Some years ago when I was still in my thirties, a lovely man called Mick moved in next door with his two sweet little girls Dutch and Beccy. Mick was a handsome geezer in a Clint Eastwood, crinkly faced, sun burned skin and silver haired sort of a way and he and I got on a treat. Mick would play my old man up something rotten flirting with me, telling me what a lovely arse I had and making wicked innuendos around the kitchen table, where he would often join us after the pub for songs, sung by my daughter Rebecca and accompanied by my pretty bad guitar playing. He was great fun and I loved him lots, I still do.
Mick was having his house renovated and a new roof was being put on, so there was scaffolding all around the building. I don`t recall how much we`d all had to drink that night but anyway we decided it would be a great idea to climb up on to the roof. We duly went out into the cold night air; it was autumn. My breath was frozen as we rather unsteadily climbed up the scaffolding and eventually made it to the relative safety of the roof. We all sat giggling on the apex of the roof. (That`s quite a good word for a Saturday – apex…) The night was black, the stars were all out in fine and sparkling array and we began to sing James Taylor`s version of Up on the Roof.

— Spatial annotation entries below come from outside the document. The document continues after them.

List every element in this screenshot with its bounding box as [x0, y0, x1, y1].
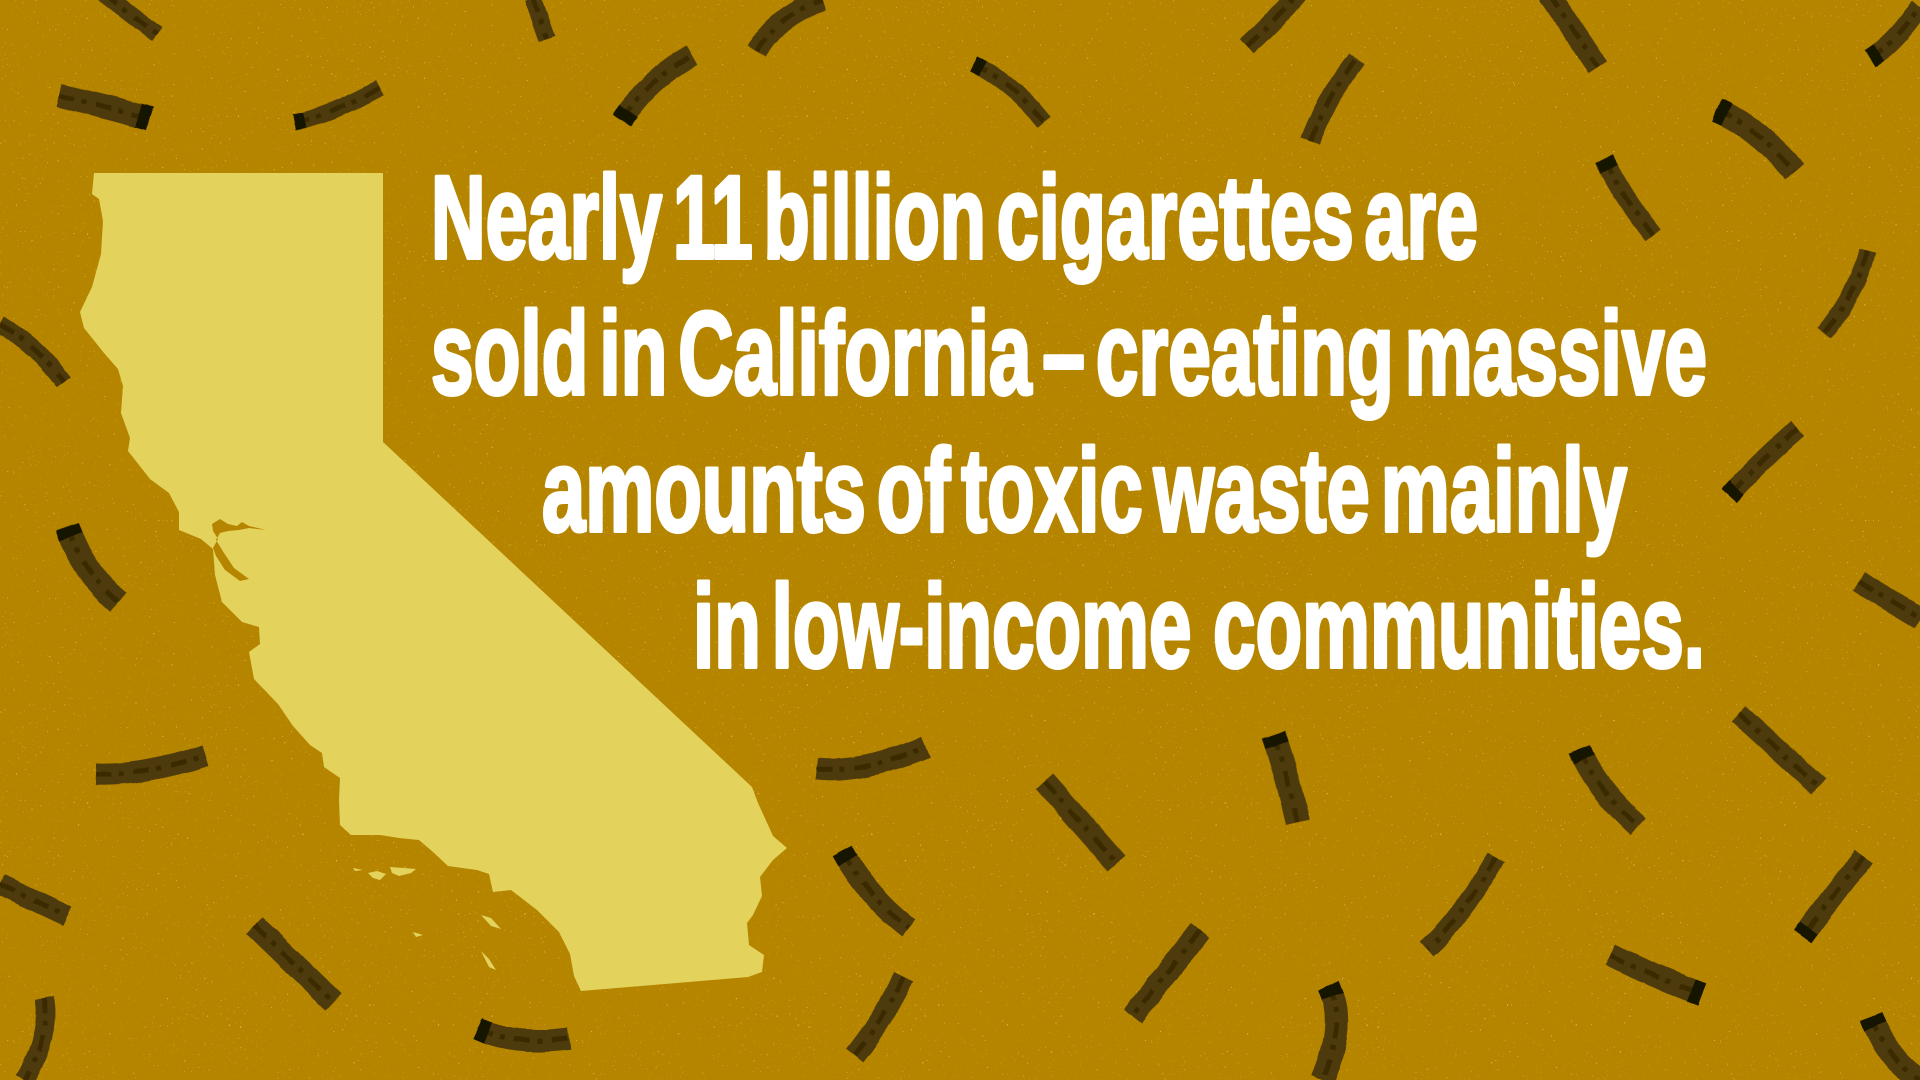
icon: cigarette butt 6: [757, 0, 823, 51]
icon: cigarette butt 14: [1824, 251, 1867, 333]
state silhouette: [80, 173, 787, 991]
Channel Islands: [353, 867, 501, 970]
icon: cigarette butt 29: [478, 1029, 569, 1041]
icon: cigarette butt 7: [973, 64, 1044, 122]
icon: cigarette butt 9: [1310, 59, 1357, 141]
icon: cigarette butt 26: [842, 851, 909, 928]
icon: cigarette butt 5: [622, 55, 692, 120]
icon: cigarette butt 2: [59, 96, 149, 119]
icon: cigarette butt 27: [255, 926, 333, 1002]
icon: cigarette butt 20: [817, 747, 926, 770]
icon: cigarette butt 15: [0, 324, 64, 382]
icon: cigarette butt 3: [294, 88, 380, 122]
icon: cigarette butt 36: [1871, 1016, 1920, 1080]
icon: cigarette butt 31: [1133, 931, 1200, 1016]
icon: cigarette butt 21: [1044, 781, 1117, 863]
icon: cigarette butt 18: [1859, 582, 1920, 618]
San Francisco Bay: [212, 519, 266, 581]
icon: cigarette butt 28: [24, 998, 46, 1080]
icon: cigarette butt 32: [1427, 857, 1496, 949]
icon: cigarette butt 13: [1604, 159, 1653, 235]
icon: cigarette butt 23: [1580, 749, 1638, 827]
icon: cigarette butt 34: [1610, 955, 1702, 994]
icon: cigarette butt 30: [855, 977, 904, 1056]
icon: cigarette butt 1: [104, 0, 157, 34]
icon: cigarette butt 25: [0, 884, 67, 916]
icon: cigarette butt 4: [533, 0, 547, 39]
icon: cigarette butt 10: [1549, 0, 1598, 67]
icon: cigarette butt 12: [1717, 110, 1795, 171]
icon: cigarette butt 16: [1729, 429, 1798, 496]
icon: cigarette butt 22: [1273, 735, 1298, 823]
icon: cigarette butt 35: [1802, 857, 1864, 937]
icon: cigarette butt 8: [1247, 0, 1298, 47]
icon: cigarette butt 24: [1739, 714, 1818, 786]
icon: cigarette butt 33: [1322, 986, 1336, 1080]
icon: cigarette butt 11: [1870, 6, 1920, 59]
icon: cigarette butt 19: [96, 756, 206, 774]
icon: cigarette butt 17: [67, 527, 119, 602]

At this point, the vicar who lived next door, (well at least we all referred to John as the vicar, he was actually a Methodist Church Minister,) anyway, John came out because I suppose it was late and he could hear the singing and wondered what was going on. We could see him walking the length of his garden looking for the source and being unable to find it, went back indoors in a rather bemused state. We laughed, not at him, we`d had too much to drink. Eventually we all realised that the cold was settling nicely into our bones and that perhaps we should all go down and get back into the warmth of my kitchen. Now here`s where it got tricky…..

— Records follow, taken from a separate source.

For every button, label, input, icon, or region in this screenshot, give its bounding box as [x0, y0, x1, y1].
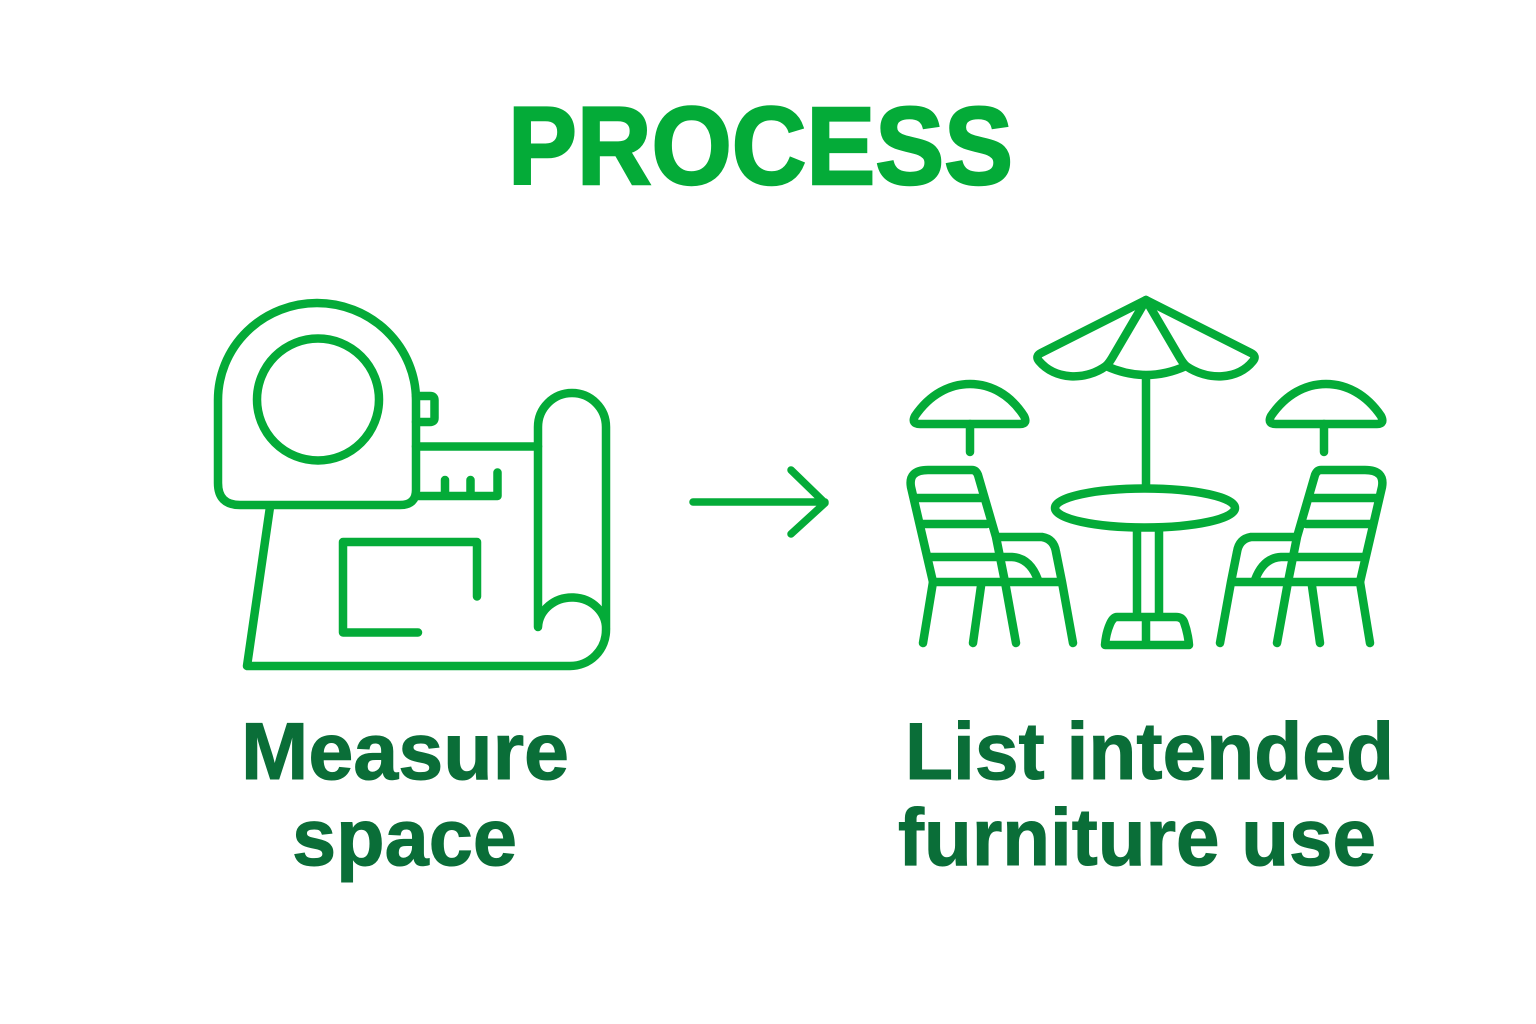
- tape measure body: [218, 303, 416, 505]
- label: measure space: Measure: [241, 707, 569, 797]
- left chair: [911, 470, 1073, 643]
- table: [1055, 488, 1235, 645]
- arrow: [693, 470, 825, 534]
- label: measure space: [241, 707, 569, 883]
- label: list intended furniture use: List intended: [905, 707, 1394, 797]
- title: PROCESS: [508, 85, 1013, 208]
- tape blade with ticks: [416, 446, 538, 496]
- label: list intended furniture use: [898, 707, 1394, 883]
- tape measure reel: [257, 338, 379, 460]
- floor plan outline: [343, 542, 477, 632]
- icon: tape measure on floor plan: [218, 303, 606, 666]
- tape measure tab: [416, 396, 434, 422]
- icon: patio table, umbrella and chairs: [911, 300, 1382, 645]
- label: measure space: space: [292, 793, 517, 883]
- large umbrella: [1037, 300, 1255, 486]
- small right umbrella: [1270, 384, 1382, 452]
- small left umbrella: [914, 384, 1025, 452]
- blueprint sheet and roll: [247, 393, 606, 666]
- label: list intended furniture use: furniture use: [898, 793, 1376, 883]
- right chair: [1220, 470, 1382, 643]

Mick had been a roofer for some of his life so he swung down that scaffolding like an orangutan on amphetamine. He moved with the speed of light and the vigour of a young man and was down on the ground in seconds. My old man was the second next to go, he was slim in those days and he also happily descended in under two minutes. Then it was my turn……

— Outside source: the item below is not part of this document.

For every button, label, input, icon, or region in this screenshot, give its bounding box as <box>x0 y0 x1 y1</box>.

I realised that I was REALLY high up, I mean REALLY high up! I stood up and clung to the top of the scaffolding and recall even to this day thinking, “Oh s**t, I am ever so really high up.” The men below thought it hugely funny to start singing, “Dont jump off the roof Ma,” to me as I gingerly placed my foot on the first bar of the scaffolding and tentatively, one baby step at a time, made my way down to the safety of my garden. It took me a good few minutes but by golly – I made it! My old man says that he and Mick came back up to help me down but I don’t recall them ebing that chivalrous!
Mick moved away from us in the nineteen nineties to settle in pastures anew. I was lucky enough to still catch up with him from time to time in those days and now I would like to say, thanks Mick, for enriching my life with your funny, clever, entertaining and warm company but if ever you had tried to persuade me to do something like climb up on a roof ever again…… no chance!